Back in May, Tony Nicholson, the Executive Director of the Brotherhood of St Laurence gave a speech on the future of the community welfare sector.
He said in part,
I want to consider the path our community welfare sector will take over the next two decades. In the next year or two decisions will be made about its future that in all likelihood will be irrevocable. I fear that if the wrong decisions are taken, they will inevitably lead to the erosion of what our voluntary organisations have stood for over a century. So I think it’s time we had some difficult conversations about the future – conversations that have been deftly avoided to this point.
By way of analogy he told the story of setting up a refuge for homeless kids in the early eighties as part of a band of enthusiastic volunteers. He went on to say,
But before long things began to change. Government funds became available, several trained staff were employed, a case management approach was adopted and the role of volunteers was regulated and narrowly prescribed. While the service capacity was built, the ethos of the enterprise changed. It had professionalised. Unfortunately the volunteers got a dispiriting message. What they brought to the lives of these young people – a willingness to help in any way they could, an investment in making a difference in their lives, voluntary care – was not particularly valued.
Inevitably they drifted away and the refuge service quickly evolved to a now familiar welfare model of paid professionals, case managing their young, homeless clients, under rules specified by a government funding agency. Its roots in the local community were largely severed. From there on in, it operated largely in isolation from the local community…
Is this a nostalgic tale, romanticising times gone by? Well yes, some will readily dismiss it as that. But I think it is worth pausing for a moment to consider what this story can also reveal.
Thirty years on, I believe it can be seen as a parable for where we find our community welfare sector today. Models of care, funding, governance, the relationships between the community and community sector agencies, are all critical to this tale.
Our sector has evolved to a critical stage underpinned by a particular paradigm. Central to this paradigm is the idea that our sector can continue to meet society’s current and emerging needs by contracting to government, expanding and aggregating organisations, driving for greater efficiency, and further professionalising, regulating and circumscribing care.
There are aspects of the current paradigm that are undesirable. We have clearly gained things through the professionalisation of care but importantly we have also lost things. My youth refuge parable illustrates how easily the power of the voluntary contribution of the broader community can be lost.
We not only lose the sense of responsibility that citizens have for issues in their community, displacing it to the community welfare sector, we also lose the diversity of networks and connections and opportunities that the broader community can bring to social needs.
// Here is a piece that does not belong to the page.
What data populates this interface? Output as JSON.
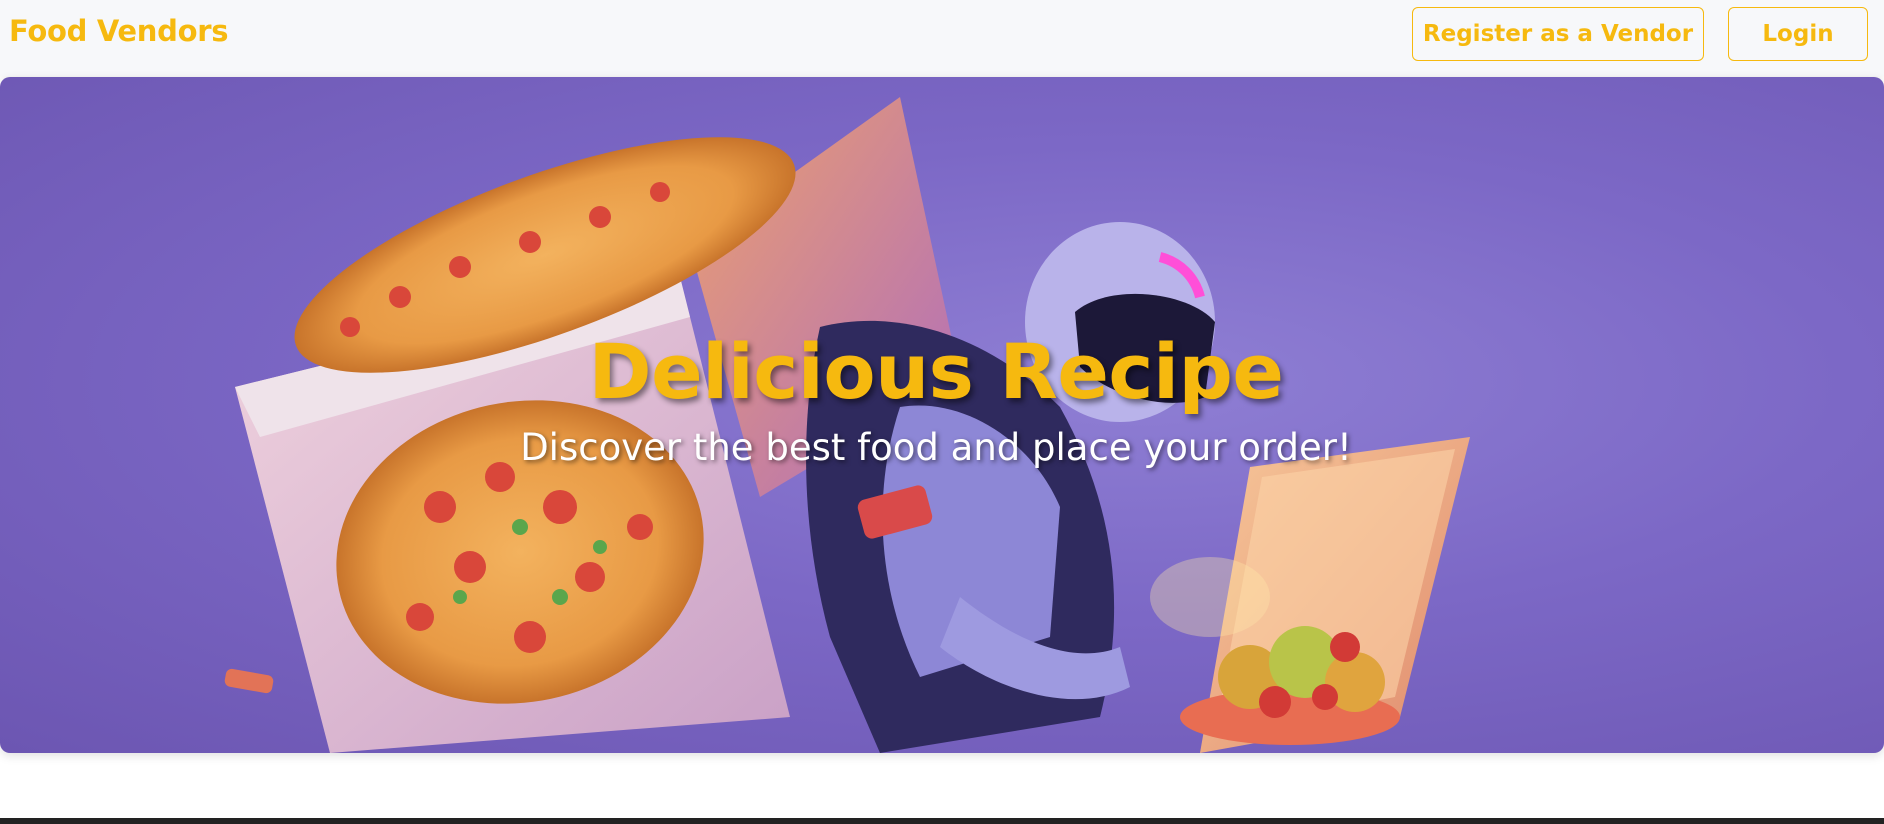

And most importantly we lose that intangible quality of authenticity that is created through voluntary caring relationships. As a consequence, the richness and effectiveness of service provision is greatly reduced…
Our organisations were established by visionary members of the community – ordinary folk who recognised a need and gathered people together to address it.
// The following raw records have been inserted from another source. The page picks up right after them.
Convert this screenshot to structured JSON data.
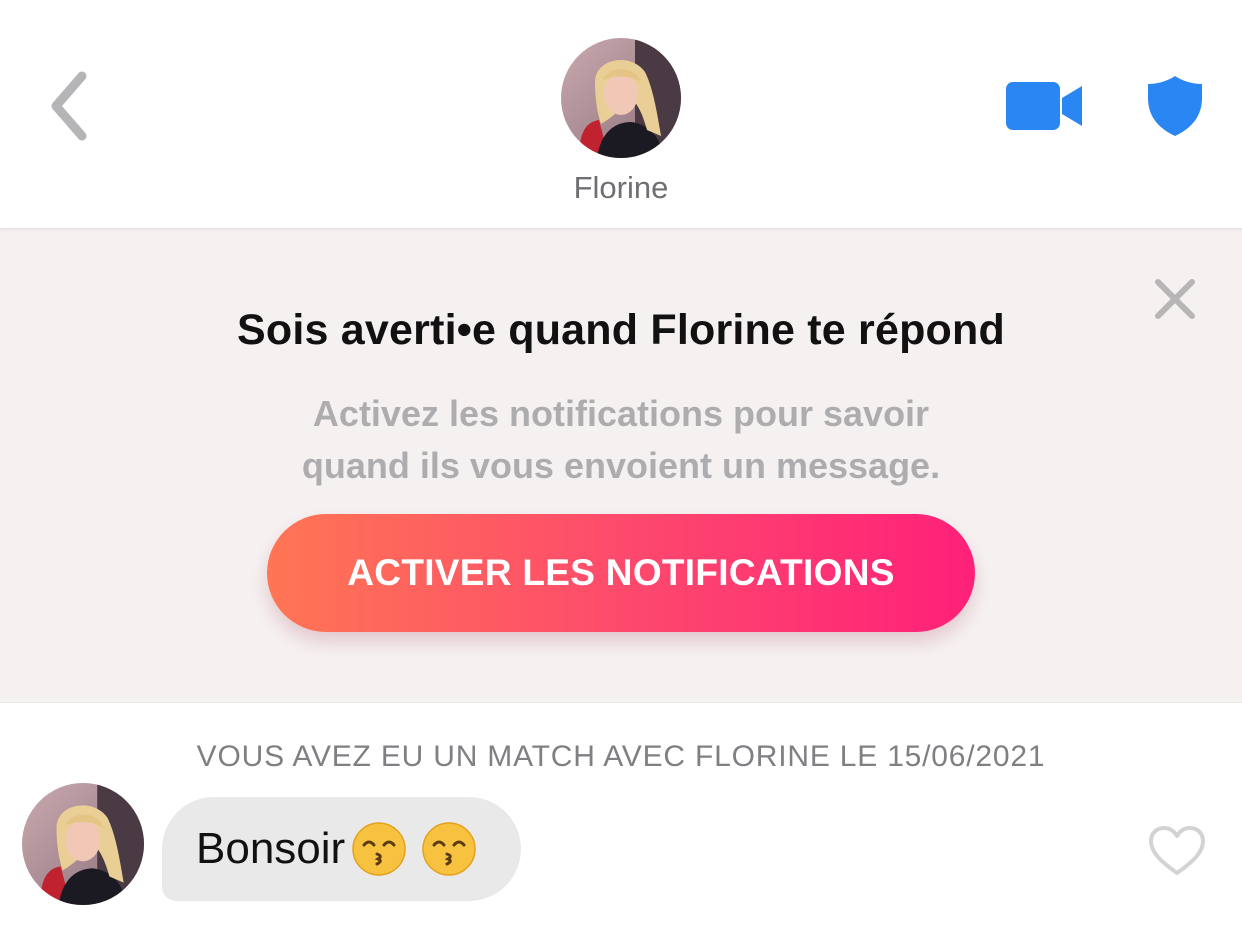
{
  "header": {
    "back_icon": "chevron-left-icon",
    "match_name": "Florine",
    "video_icon": "video-camera-icon",
    "safety_icon": "shield-icon",
    "accent_color": "#2a86f2"
  },
  "banner": {
    "close_icon": "close-icon",
    "title": "Sois averti•e quand Florine te répond",
    "subtitle": "Activez les notifications pour savoir quand ils vous envoient un message.",
    "cta_label": "ACTIVER LES NOTIFICATIONS",
    "cta_gradient": [
      "#ff7654",
      "#fe2079"
    ]
  },
  "conversation": {
    "match_info": "VOUS AVEZ EU UN MATCH AVEC FLORINE LE 15/06/2021",
    "messages": [
      {
        "text": "Bonsoir",
        "emojis": [
          "kissing-face-with-smiling-eyes",
          "kissing-face-with-smiling-eyes"
        ],
        "liked": false,
        "like_icon": "heart-outline-icon"
      }
    ]
  }
}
Don’t be mistaken. This is not an argument for abandoning the professionalised community welfare sector. Rather it is a plea to establish a sector that re-imagines its place within, and its connection to, the broader community. Where organisations re-discover and re-invigorate their mission as vehicles for harnessing the altruism of their local communities, rather than simply as contractors to government.
So how could we begin to do this?
We need to begin, right now, to shape a new community development model for service delivery that can rally local communities, local people, local businesses to invest in creating solutions for vulnerable and disadvantaged people. We need to discover how, in this complex modern world, we can mobilise people – from all walks of life – to enhance our basic service offerings.
See the full text here- Tony_Nicholson_speech_on_community_welfare_sector_27_May_2014
In my view this analogy works on a broader scale. On the road to making more money and spending it, we have all become participants in the hollowing out of civil society, witnessed by declining active memberships of churches, trade unions and professional associations.
Whatever communities we belong to, real or virtual, large or small, we need to help those communities to re-imagine their place within, and their connection to, the broader community.